Troy’s Machesky said the number of available substitutes has dwindled while the number of teachers absent for days or weeks at a time has skyrocketed. “We’re all vying for the same people (to work as substitutes), and they’re just not there,” he said.
Troy has the ability to stream a teacher into classrooms from home while they are in quarantine, Machesky said, but there still has to be a substitute teacher sitting in the classroom with students. Last week, Troy officials decided that continuing in-person classes was untenable because of rising COVID-19 cases in the community, and staffing problems.
“We just can’t fill classrooms,” Machesky said. “And if you can’t, you’re diminishing the experience of the student.”
L’Anse Creuse Public Schools, in Clinton Township in Macomb County, continues to offer face-to-face instruction along with an option for full-remote learning. Superintendent Erik Edoff told Bridge that finding teachers haunts his district as well.
Operating during a pandemic “is not just a safety issue, it’s a staffing issue,” Edoff said. “It’s a problem every day.
“There are staff who have been caught up in (the pandemic) either through a contact or an actual case, the majority in events outside of school, and then they can’t be here to work with kids. It’s stressful to our teachers because they’re subbing (for absent colleagues) on their prep periods regularly. It’s a lot of work in an already stressful year.”
Superior Employment Services, based in Troy, is one of several companies in the state that provide substitute teachers for districts. Monalisa Abboushi, director of communications for Superior, said many older substitutes, some of whom are retired teachers, are declining to take assignments in school buildings.
“They say they are at risk and they don’t want to do in-person” classes, Abboushi said.
Even getting substitute teachers for online classes can be a challenge, because some of the older substitutes don’t have up-to-date computers or high-speed Internet in their homes. “Some of them are not familiar with Zoom so we need to train them,” Abboushi said.
“The schools really count on us,” Abboushi said. “Sometimes it’s difficult, but we work hard to fill every position.”
The K-12 Alliance of Michigan, an education public policy organization, issued a letter to Gov. Gretchen Whitmer Wednesday that urged state officials to put teachers, students and school staff at the front of the line for the coronavirus vaccine when it is developed.
“Despite best efforts, it is clear that there is no way to ensure a return to ‘normalcy’ inside our schools until a vaccine is made readily available,” wrote Mark Greathead, superintendent of Woodhaven-Brownstown Schools in Wayne County and president of the K-12 Alliance of Michigan.

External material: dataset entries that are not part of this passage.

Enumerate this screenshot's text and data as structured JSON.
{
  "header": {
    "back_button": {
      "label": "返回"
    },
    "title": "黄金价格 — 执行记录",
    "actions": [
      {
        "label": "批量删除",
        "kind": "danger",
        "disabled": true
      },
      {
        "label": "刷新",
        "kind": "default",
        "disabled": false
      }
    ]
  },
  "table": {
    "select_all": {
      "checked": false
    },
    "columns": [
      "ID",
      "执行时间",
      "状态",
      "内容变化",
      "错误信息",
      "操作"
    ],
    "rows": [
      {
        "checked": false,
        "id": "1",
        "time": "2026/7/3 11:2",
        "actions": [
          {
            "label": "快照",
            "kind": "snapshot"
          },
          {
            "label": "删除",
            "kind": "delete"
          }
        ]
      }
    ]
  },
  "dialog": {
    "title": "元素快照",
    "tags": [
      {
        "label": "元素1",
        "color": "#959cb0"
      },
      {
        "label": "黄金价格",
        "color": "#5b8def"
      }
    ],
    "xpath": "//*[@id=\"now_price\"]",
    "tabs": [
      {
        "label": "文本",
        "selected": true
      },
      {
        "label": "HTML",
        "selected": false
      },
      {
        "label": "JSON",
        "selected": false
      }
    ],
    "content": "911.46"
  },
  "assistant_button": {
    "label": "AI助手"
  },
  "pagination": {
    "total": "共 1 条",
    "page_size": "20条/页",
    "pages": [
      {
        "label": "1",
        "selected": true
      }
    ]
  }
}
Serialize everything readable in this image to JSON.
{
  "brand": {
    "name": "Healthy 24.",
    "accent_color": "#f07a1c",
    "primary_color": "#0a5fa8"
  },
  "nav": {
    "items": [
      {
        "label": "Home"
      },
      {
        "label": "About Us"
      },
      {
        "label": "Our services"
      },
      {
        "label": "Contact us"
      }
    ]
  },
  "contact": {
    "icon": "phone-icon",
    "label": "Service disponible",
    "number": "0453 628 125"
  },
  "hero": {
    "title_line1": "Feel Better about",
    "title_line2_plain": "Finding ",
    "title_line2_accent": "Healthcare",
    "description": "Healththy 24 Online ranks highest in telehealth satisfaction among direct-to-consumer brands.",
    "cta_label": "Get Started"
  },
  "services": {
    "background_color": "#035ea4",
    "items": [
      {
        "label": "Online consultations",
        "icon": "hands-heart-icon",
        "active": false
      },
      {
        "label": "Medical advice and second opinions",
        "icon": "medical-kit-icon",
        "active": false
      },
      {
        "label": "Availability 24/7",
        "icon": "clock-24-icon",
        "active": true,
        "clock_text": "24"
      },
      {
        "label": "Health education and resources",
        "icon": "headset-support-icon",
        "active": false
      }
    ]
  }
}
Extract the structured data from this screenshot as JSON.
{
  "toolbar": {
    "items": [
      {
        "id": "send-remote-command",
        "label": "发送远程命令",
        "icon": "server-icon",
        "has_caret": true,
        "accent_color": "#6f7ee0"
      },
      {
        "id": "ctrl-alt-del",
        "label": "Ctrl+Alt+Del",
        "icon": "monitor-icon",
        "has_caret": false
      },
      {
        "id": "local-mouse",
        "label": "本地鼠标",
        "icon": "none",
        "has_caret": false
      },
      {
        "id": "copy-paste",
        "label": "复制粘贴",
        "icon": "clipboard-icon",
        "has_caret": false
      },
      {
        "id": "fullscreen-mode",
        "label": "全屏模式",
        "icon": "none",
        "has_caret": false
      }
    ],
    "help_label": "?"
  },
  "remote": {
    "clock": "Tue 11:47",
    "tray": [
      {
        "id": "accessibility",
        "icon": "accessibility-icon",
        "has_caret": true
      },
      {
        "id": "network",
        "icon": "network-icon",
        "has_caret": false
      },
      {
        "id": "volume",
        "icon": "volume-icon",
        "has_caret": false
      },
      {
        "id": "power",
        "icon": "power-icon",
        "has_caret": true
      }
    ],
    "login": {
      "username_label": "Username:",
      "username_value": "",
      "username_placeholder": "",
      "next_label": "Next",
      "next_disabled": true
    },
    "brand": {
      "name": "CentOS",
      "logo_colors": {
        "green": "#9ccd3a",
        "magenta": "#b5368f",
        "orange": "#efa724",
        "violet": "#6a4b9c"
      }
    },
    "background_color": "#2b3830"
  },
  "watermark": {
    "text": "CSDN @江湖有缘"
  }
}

“Prioritizing vaccine distribution for everyone inside our school buildings — teachers, support staff and students — is therefore a critical move that will not only protect their health but the health of our state.”
In Comstock, school buildings will close for at least a week past Thanksgiving to give officials a chance to see if holiday gatherings cause another rash of cases.
“I’ve advocated all year long for face-to-face instruction,” Thoenes, the superintendent, said Thursday. “It’s just been a week since we opened our middle and high schools for face-to-face instruction for the first time. And then the numbers in our county increased. I could see the trajectory was not going to get better.
“I feel a little bit like Sisyphus,” he said, referring to the figure in Greek mythology who spent eternity struggling to get a stone up a hill, only to have it roll back to the bottom. “Every time you think you have things cleared up, things keep rolling back down the hill again."